Em algum lugar desta carcaça podre e miserável, o homem que um dia costumei ser dormia pacificamente.
Os ruídos inquietantes ecoavam por todo o cômodo e eram como marteladas dadas diretamente em minha cabeça. A chuva que havia começado á tarde se propagou pela madrugada. Os pingos se chocando diretamente contra as telhas, eu podia os ouvir todos de uma só vez mexendo com o resto de minha sanidade. A alma que um dia residiu em mim estava dissipada há muito tempo.

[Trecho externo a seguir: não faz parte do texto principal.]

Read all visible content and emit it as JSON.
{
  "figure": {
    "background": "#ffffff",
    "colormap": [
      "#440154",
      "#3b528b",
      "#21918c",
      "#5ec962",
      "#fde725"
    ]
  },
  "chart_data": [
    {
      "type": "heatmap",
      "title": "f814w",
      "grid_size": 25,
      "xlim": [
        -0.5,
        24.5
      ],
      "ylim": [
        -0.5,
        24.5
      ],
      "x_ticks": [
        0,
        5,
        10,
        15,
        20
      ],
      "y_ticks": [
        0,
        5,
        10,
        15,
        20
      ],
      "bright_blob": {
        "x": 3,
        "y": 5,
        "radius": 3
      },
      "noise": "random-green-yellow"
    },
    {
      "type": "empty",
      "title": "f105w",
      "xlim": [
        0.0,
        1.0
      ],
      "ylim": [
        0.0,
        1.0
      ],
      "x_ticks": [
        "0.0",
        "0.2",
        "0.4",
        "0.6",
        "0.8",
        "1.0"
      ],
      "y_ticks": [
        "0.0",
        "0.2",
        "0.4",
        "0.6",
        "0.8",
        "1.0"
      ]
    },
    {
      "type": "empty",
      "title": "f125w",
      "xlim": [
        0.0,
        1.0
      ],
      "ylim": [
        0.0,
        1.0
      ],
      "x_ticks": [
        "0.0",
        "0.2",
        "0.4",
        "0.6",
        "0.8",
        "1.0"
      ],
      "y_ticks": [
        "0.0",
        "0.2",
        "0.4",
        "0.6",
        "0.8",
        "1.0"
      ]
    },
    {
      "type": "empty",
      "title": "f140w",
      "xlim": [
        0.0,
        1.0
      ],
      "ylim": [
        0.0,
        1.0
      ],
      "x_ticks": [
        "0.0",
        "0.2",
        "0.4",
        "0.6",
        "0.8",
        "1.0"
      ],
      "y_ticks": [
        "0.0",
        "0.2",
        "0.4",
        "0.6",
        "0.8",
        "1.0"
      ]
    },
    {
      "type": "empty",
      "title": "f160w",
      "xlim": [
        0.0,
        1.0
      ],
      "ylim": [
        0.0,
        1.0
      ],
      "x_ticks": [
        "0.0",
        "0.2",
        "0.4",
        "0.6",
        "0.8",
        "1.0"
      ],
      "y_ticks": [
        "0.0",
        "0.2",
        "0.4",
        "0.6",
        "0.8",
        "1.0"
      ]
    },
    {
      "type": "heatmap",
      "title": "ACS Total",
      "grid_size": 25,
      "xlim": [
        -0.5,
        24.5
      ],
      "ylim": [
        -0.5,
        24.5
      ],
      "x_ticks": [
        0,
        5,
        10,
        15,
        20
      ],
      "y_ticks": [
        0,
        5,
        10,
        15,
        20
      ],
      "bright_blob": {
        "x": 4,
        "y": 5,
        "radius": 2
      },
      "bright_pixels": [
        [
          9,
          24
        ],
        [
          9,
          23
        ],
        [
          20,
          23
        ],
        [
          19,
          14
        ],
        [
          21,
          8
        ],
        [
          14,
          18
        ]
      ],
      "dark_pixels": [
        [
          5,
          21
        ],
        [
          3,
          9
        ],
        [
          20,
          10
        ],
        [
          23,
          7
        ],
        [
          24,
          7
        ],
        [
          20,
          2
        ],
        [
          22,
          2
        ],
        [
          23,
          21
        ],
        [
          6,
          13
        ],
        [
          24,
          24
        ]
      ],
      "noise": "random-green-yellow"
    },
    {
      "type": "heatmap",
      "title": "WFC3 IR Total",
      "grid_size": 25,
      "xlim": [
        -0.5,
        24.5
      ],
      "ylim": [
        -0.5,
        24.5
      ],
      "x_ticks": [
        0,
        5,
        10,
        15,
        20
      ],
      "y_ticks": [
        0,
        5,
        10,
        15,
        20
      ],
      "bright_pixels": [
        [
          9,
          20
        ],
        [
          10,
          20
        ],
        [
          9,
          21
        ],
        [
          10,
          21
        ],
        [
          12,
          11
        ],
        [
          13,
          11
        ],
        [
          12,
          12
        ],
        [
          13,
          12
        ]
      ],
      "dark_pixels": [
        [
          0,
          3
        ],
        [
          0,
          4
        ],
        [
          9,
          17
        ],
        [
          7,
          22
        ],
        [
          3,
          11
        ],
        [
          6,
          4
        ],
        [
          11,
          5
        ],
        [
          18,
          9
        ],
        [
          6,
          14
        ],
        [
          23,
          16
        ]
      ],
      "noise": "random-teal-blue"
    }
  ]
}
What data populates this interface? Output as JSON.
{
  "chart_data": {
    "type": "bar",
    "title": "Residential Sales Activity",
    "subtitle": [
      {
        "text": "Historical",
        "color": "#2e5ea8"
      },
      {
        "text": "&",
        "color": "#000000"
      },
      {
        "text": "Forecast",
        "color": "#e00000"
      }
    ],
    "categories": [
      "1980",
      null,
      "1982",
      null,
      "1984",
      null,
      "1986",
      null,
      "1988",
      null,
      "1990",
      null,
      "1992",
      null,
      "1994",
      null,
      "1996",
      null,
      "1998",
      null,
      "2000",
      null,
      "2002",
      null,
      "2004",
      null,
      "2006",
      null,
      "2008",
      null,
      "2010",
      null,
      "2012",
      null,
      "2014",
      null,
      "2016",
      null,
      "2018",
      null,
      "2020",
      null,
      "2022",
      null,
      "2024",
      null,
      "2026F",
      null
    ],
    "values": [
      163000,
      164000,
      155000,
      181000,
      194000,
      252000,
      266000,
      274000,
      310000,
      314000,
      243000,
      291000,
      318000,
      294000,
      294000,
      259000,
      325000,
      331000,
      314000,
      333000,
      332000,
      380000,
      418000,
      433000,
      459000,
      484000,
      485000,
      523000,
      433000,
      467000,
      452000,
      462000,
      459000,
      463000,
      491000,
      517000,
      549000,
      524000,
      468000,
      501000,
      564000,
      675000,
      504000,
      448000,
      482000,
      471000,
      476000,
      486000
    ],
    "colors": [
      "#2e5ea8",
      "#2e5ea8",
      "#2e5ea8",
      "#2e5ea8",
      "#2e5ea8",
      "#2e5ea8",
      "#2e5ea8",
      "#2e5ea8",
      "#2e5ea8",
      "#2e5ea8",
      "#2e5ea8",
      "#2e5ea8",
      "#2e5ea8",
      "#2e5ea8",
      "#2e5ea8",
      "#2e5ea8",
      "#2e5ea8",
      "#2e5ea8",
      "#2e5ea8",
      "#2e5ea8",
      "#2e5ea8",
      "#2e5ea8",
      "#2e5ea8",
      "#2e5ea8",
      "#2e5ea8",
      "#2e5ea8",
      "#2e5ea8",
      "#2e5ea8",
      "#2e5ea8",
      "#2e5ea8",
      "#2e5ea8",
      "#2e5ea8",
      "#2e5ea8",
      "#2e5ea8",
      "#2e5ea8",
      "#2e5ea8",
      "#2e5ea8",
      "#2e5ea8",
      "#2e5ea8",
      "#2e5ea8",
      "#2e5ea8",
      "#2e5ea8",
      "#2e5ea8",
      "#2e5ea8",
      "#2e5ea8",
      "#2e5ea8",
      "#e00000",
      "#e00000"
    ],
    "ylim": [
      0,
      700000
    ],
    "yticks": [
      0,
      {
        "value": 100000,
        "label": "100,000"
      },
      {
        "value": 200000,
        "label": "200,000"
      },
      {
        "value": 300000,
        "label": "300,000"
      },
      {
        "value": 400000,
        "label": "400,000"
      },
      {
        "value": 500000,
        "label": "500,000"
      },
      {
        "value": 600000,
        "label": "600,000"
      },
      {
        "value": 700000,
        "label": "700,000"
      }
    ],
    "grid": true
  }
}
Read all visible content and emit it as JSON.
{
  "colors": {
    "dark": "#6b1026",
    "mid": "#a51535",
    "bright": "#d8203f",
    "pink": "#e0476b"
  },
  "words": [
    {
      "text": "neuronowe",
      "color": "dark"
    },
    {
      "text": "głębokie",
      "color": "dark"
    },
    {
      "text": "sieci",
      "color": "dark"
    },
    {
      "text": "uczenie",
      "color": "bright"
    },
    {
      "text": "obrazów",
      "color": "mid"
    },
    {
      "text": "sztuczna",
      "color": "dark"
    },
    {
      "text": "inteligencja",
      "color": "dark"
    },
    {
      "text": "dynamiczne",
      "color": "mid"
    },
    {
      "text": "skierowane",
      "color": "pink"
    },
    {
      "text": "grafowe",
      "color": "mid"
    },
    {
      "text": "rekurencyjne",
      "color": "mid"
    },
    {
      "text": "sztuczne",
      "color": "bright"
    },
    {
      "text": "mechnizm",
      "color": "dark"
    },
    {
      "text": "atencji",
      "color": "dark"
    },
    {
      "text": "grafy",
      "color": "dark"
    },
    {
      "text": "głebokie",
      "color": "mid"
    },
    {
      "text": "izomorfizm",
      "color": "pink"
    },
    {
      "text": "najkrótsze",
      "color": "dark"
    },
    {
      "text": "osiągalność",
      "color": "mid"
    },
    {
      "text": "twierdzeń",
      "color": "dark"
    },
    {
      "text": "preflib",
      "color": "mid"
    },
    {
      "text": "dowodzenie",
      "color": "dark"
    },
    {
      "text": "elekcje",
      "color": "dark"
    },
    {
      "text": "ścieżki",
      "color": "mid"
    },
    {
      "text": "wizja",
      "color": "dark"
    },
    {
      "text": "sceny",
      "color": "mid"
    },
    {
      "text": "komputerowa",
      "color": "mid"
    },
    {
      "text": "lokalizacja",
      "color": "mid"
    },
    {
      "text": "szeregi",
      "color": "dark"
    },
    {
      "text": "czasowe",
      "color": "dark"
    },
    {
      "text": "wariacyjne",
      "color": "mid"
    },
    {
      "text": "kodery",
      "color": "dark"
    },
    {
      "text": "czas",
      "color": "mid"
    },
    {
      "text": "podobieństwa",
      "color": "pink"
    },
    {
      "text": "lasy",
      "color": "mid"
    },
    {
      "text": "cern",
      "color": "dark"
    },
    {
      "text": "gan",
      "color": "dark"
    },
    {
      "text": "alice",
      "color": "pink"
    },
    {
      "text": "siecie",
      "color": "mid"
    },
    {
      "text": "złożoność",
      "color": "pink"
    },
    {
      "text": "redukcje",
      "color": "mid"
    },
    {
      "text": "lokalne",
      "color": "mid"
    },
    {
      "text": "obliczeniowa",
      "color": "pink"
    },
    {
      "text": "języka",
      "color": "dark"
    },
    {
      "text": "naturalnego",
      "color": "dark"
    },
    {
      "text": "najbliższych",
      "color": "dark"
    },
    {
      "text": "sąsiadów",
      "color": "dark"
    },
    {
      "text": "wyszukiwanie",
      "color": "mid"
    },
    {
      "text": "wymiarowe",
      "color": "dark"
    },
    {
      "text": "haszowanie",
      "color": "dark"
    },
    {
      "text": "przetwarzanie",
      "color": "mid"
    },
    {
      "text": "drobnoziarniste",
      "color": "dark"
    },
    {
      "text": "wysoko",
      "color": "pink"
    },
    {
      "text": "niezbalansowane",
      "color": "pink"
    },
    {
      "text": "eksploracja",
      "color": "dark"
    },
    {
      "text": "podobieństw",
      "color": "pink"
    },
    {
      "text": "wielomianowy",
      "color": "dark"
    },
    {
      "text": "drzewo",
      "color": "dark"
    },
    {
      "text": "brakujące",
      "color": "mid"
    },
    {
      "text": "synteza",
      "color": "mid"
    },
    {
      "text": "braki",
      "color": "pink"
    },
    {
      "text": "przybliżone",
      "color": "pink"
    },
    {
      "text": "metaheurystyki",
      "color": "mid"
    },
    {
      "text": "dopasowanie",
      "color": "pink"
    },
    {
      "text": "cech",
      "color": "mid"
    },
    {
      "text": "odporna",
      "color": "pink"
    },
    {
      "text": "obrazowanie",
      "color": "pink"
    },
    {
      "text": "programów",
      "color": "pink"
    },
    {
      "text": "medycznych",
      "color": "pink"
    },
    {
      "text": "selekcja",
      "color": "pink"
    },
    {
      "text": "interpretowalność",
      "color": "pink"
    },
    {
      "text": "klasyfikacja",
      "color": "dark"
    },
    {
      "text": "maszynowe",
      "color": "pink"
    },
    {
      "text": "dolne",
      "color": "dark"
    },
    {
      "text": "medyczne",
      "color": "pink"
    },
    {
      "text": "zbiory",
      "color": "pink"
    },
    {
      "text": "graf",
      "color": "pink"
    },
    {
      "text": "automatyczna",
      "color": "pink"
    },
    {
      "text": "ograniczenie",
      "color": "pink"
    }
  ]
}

Não posso me salvar. Não tenho salvação.
O sofá aonde eu estou deitado parece me engolir a cada segundo que se passa, sufocando-me. Deixei que a garrafa de uísque Jack Daniel's caísse e todo o líquido remanescente fora sugado pelo carpete da sala. A janela que estava aberta permitia a passagem dos pequenos respingos de água que misturavam-se com as lágrimas amarguradas que insistiam em continuar descendo por minha face. Na situação deplorável em que me encontro é fácil se questionar do porquê ainda continuo vivendo e roubando oxigênio de outros que poderiam fazer algo significativo pelo mundo. Me sinto tão vazio. Nem mesmo a embriaguez que o álcool me causou surtiu algum efeito que pôde aquebrantar a melancolia existente em meu ser. Senti minha garganta arder e a cabeça latejar, mais lágrimas salgadas rolaram juntamente com meu desespero que se fez crescente. Eu podia jurar que a qualquer momento iria explodir por acúmulo de sentimentos. Batimentos acelerados, olhos doloridos e corpo desidratado. Todo o líquido de meu corpo expelido em forma de angústia.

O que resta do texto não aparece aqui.